Cuidado eleitor!
Vou colocar o dedo na chaga de algumas distorções da cobertura de política dos nossos diários. Algumas fórmulas estão esgotadas, são repetitivas e nada acrescentam à compreensão dos fatos. Um exemplo é a cobertura da política partidária. Em geral, ela é chata porque dá muito destaque às fofocas de gabinetes e manobras palacianas, valoriza as aspas e segue a agenda do mundinho político, que raramente coincide com os interesses dos leitores.
Há necessidade de se ter especial cuidado com a interpretação de curiosas oscilações das pesquisas eleitorais. Pesquisa é um instrumento válido, mas não pode ser transformada em dogma de fé. Quando nos limitamos a repercutir o resultado das pesquisas e não somos capazes de analisá-las, com objetividade e distanciamento, a coisa complica. Vamos devagar com o andor que o santo é de barro. Uma cobertura de qualidade é, antes de qualquer coisa, um problema de foco. É preciso acabar com o jornalismo puramente declaratório e assumir, efetivamente, a agenda do cidadão. Não basta fazer um painel de leitores, mas é preciso cobrir a fundo as questões que influenciam o dia-a-dia das pessoas. É importante fixar a atenção não mais nos políticos e em suas milionárias estratégias de imagem, mas nos problemas que os cidadãos estão reclamando. O marketing político, frequentemente, vende uma bela embalagem. Os jornalistas precisam desembrulhar o pacote e mostrar o produto como ele efetivamente é.
Alguns candidatos, dominados pela obsessão de um bom desempenho na mídia, só pensam no efeito imediato de suas declarações, no gesto que traz dividendos, no slogan que produz impacto eleitoreiro. Preocupam-se pouco, muito pouco, como conteúdo e com os resultados práticos que decorrerão de determinadas estratégias.
A prioridade pelo instantâneo, a opção pelo show mediático, relega a segundo plano da reflexão a perspectiva de médio prazo. Ao encantamento da imagem se acrescentam outras tendências que compõem o perfil médio do político brasileiro: a transferência de responsabilidades, o descaso com a coerência e o descompromisso com a verdade.
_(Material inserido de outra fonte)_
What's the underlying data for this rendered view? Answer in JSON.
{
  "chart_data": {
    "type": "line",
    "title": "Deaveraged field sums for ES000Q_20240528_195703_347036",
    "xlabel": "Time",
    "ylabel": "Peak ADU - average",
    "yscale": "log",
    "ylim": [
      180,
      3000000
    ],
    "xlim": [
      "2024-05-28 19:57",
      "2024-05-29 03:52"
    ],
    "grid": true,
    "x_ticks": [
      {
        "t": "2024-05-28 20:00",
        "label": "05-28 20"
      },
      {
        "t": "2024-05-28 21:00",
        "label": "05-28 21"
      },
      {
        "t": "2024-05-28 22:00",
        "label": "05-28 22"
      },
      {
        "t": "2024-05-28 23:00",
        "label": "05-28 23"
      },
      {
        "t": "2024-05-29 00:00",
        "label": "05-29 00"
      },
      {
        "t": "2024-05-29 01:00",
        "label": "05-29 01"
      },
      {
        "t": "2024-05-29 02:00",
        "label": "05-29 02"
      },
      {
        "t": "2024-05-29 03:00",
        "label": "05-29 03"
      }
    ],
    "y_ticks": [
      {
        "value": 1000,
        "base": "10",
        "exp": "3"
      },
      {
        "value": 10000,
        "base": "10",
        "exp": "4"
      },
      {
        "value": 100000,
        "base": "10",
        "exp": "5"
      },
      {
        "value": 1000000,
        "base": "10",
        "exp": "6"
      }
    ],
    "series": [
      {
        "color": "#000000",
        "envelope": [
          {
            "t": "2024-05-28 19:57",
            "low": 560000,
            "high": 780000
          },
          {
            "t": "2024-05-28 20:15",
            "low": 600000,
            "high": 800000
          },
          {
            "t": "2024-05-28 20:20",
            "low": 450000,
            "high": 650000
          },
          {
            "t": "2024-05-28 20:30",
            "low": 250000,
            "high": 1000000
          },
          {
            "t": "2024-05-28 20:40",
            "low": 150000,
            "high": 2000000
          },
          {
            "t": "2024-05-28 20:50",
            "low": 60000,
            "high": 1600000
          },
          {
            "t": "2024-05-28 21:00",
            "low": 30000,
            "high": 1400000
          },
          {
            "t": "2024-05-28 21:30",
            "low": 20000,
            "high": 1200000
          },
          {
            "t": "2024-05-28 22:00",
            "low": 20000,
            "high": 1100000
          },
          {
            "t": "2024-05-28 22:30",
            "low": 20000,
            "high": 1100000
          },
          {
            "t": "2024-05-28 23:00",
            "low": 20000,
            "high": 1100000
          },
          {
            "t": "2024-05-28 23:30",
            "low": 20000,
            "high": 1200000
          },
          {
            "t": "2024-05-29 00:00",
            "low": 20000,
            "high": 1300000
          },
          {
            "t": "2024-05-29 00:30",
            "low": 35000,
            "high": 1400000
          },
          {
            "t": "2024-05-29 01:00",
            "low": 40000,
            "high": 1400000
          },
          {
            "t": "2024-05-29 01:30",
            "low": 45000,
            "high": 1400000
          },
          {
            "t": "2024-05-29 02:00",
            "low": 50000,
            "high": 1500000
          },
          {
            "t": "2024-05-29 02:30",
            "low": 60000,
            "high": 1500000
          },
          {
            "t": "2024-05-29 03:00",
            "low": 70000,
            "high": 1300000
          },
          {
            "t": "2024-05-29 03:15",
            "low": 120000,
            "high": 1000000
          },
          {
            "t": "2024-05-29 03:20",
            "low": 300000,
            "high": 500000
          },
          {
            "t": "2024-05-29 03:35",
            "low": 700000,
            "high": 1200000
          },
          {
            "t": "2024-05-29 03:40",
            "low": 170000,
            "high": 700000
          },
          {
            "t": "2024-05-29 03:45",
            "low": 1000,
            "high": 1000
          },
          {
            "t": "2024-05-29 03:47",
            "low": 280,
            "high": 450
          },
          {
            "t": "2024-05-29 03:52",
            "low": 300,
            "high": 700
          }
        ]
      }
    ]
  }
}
Há como exemplo, um candidato em Manaus que costuma dizer que, se eleito, colocará toda a Policia Militar e a Rocam na rua. Não se deve registrar tamanha demagogia sem indicar o óbvio num box: a Polícia Militar, e consequentemente a Rocam, depende do governo do estado. O prefeito pode, apenas, cuidar da Guarda Municipal. A declaração do candidato, portanto, é descabida e mentirosa. É um exemplo, sem dúvida simples, mas que somada a outras providências editoriais acabam resultando numa cobertura de qualidade. Um jornalismo previsível faz o jogo dos políticos. Chegou a hora de fazer com que a imprensa tenha um papel de informadora e defensora da sociedade .Os mais otimistas podem observar que a carência de programas, o acento na imagem dos candidatos, a ênfase nas técnicas de marketing político, entre outras coisas, decorre da tradição de personalização da vida política nacional e da característica imperial de nosso presidencialismo. Mas esquecem que esse desprezo pelo eleitor e pelo cidadão resultante da falta de propostas claras e objetivas pode ter como resultado o desinteresse ou a desafeição para com a política, terminando por deslegitimar os partidos, de direita ou de esquerda, e o próprio sistema político.
Chegou a hora de a imprensa assumir, de fato, o papel de informadora e defensora da sociedade. Só assim conseguiremos que os leitores percebam que o jornal e a mídia eletrônica continuam sendo úteis, importante, parceiros insubstituíveis no exercício da cidadania. E a campanha ainda nem começou efetivamente.